Iran and the Arab Gulf states disagree over what to call the Gulf between them: The former say it is the Persian Gulf, and the latter say it is the Arabian Gulf.
A Google representative told the BBC the company does not want to take a political stance on the issue. The rep could not recall any other geographic feature that Google has refrained from naming, the BBC reported.
While Google Maps appears to be taking no side in a naming dispute that has gone on for years, the omission has not gone unnoticed.
Google's online-product forums feature a multitude of posts by outraged Iranians regarding the issue.
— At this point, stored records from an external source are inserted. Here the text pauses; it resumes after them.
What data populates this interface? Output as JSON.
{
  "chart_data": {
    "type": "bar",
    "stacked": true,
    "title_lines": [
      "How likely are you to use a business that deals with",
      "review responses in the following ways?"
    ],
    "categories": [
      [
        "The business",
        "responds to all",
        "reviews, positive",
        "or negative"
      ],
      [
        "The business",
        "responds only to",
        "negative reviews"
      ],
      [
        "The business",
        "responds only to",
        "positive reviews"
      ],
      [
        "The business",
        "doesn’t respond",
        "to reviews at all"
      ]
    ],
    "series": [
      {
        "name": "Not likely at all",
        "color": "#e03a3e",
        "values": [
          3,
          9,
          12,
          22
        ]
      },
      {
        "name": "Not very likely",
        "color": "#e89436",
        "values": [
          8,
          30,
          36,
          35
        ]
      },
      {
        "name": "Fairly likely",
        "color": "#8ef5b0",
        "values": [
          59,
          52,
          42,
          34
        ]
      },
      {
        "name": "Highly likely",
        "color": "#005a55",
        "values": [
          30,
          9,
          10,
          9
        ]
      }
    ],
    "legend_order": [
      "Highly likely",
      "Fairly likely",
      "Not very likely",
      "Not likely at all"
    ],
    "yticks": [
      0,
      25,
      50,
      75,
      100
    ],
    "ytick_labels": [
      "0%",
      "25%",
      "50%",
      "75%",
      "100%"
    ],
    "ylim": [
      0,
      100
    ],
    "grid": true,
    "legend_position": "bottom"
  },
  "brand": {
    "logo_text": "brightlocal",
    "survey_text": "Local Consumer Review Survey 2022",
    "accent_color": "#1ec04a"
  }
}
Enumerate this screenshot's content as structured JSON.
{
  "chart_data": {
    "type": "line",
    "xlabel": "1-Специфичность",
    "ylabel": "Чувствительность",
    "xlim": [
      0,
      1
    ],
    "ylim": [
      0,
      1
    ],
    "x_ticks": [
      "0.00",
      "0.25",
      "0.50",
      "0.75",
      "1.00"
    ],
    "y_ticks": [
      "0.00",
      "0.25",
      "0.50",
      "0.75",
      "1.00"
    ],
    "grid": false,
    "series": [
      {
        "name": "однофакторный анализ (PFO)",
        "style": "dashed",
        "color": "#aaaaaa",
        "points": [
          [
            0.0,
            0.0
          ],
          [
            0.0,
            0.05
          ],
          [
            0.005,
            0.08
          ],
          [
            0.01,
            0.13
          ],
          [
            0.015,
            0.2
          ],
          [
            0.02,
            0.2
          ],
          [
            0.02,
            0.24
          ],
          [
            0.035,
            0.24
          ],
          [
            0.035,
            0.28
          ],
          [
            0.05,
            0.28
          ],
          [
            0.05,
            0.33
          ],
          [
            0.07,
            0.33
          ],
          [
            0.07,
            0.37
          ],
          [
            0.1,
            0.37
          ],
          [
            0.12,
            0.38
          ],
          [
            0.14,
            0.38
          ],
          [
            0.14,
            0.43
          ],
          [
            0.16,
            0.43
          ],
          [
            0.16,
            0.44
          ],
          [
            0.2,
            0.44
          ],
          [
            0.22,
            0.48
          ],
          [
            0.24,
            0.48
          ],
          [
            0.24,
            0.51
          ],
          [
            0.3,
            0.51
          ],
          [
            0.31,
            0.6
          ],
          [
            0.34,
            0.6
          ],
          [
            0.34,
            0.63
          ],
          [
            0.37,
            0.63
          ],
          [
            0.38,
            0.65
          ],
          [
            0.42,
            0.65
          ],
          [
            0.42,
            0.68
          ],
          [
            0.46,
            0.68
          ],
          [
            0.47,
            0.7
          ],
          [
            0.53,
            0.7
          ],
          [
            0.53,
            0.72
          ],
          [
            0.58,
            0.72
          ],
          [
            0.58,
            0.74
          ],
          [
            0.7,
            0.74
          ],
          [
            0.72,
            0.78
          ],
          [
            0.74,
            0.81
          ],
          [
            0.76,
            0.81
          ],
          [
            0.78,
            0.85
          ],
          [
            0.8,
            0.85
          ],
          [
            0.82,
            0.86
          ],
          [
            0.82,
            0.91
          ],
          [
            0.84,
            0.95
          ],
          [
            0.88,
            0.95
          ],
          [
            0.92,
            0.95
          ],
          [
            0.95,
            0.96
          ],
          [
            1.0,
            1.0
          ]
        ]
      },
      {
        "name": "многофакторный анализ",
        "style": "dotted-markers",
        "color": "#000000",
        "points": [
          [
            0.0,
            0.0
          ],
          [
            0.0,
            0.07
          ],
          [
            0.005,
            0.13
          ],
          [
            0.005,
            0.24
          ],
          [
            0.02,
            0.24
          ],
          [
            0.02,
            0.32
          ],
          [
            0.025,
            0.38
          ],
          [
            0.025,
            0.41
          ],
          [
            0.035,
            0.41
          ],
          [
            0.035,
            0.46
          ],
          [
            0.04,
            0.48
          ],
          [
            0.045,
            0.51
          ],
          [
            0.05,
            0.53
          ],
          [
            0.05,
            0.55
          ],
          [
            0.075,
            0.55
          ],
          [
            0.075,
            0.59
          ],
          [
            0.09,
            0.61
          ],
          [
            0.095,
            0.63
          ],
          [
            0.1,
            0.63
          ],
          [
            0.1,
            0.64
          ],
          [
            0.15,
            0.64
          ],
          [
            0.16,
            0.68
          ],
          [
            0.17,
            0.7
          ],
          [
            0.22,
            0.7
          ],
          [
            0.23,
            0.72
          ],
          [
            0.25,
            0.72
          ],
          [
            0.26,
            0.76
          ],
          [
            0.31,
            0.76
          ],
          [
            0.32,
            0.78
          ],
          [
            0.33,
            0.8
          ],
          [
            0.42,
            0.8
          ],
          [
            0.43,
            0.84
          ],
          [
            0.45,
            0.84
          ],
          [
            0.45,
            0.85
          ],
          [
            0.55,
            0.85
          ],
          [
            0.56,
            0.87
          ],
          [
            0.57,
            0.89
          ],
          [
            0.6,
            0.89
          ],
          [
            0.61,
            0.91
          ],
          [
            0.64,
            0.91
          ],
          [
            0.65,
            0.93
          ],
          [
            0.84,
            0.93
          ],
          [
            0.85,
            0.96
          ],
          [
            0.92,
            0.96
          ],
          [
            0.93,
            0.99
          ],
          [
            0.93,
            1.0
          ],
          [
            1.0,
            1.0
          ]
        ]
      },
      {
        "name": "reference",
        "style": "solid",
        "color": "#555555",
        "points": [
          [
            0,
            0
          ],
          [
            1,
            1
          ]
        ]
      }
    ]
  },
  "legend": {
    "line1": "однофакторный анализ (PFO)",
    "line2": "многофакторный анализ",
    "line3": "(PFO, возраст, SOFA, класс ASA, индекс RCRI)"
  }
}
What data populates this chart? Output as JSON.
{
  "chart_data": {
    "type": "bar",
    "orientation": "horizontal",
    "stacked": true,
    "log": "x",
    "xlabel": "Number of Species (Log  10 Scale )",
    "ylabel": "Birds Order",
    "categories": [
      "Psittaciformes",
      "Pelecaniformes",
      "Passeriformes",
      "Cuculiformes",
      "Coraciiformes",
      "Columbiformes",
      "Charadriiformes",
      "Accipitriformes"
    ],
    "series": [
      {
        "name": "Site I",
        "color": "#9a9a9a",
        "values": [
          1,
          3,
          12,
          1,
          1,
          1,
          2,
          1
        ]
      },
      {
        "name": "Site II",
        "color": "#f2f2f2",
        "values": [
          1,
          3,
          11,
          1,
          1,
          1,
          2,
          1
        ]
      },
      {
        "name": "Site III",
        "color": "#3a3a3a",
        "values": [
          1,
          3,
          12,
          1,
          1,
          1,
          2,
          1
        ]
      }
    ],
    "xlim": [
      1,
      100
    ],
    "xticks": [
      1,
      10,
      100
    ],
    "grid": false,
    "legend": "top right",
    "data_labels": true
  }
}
I want you to know how much you have [made Iranian people suffer] by changing or omitting our national territorial and geographical names on your maps. This is very important for us as you keep thousand-year-old geographical names out of political discord, one user wrote on the forums.
On Google Maps, a search for Persian Gulf leads to the disputed body of water, while a search for Arabian Gulf does not. The latter search yields various results, including points off the coasts of Kuwait, Saudi Arabia, and the United Arab Emirates (as well as a landlocked consultancy in Escondido, Calif.).
The development comes soon after Iran celebrated Persian Gulf Day on April 29, marking the third international biannual conference on the Persian Gulf, according to Iran's state-owned Press TV.
Naming the national day of the Persian Gulf is mainly a response to [changing] the historical name of this waterway to the Arabian Gulf, Press TV reported.
Iran also required all inbound airline flights to use the name Persian Gulf in 2010, British newspaper the Telegraph reported. Offenders face a one-month suspension for the first offense and a complete ban for the second.
The naming row also led to the cancellation of the Islamic Solidarity Games in 2010. Arab state participants backed out after the Iranian hosts used the name Persian Gulf on the medals.
Perhaps the name Persian Gulf makes no sense, either. The country of Iran has not been officially called Persia since 1935, per the order issued by then-ruler Reza Shah.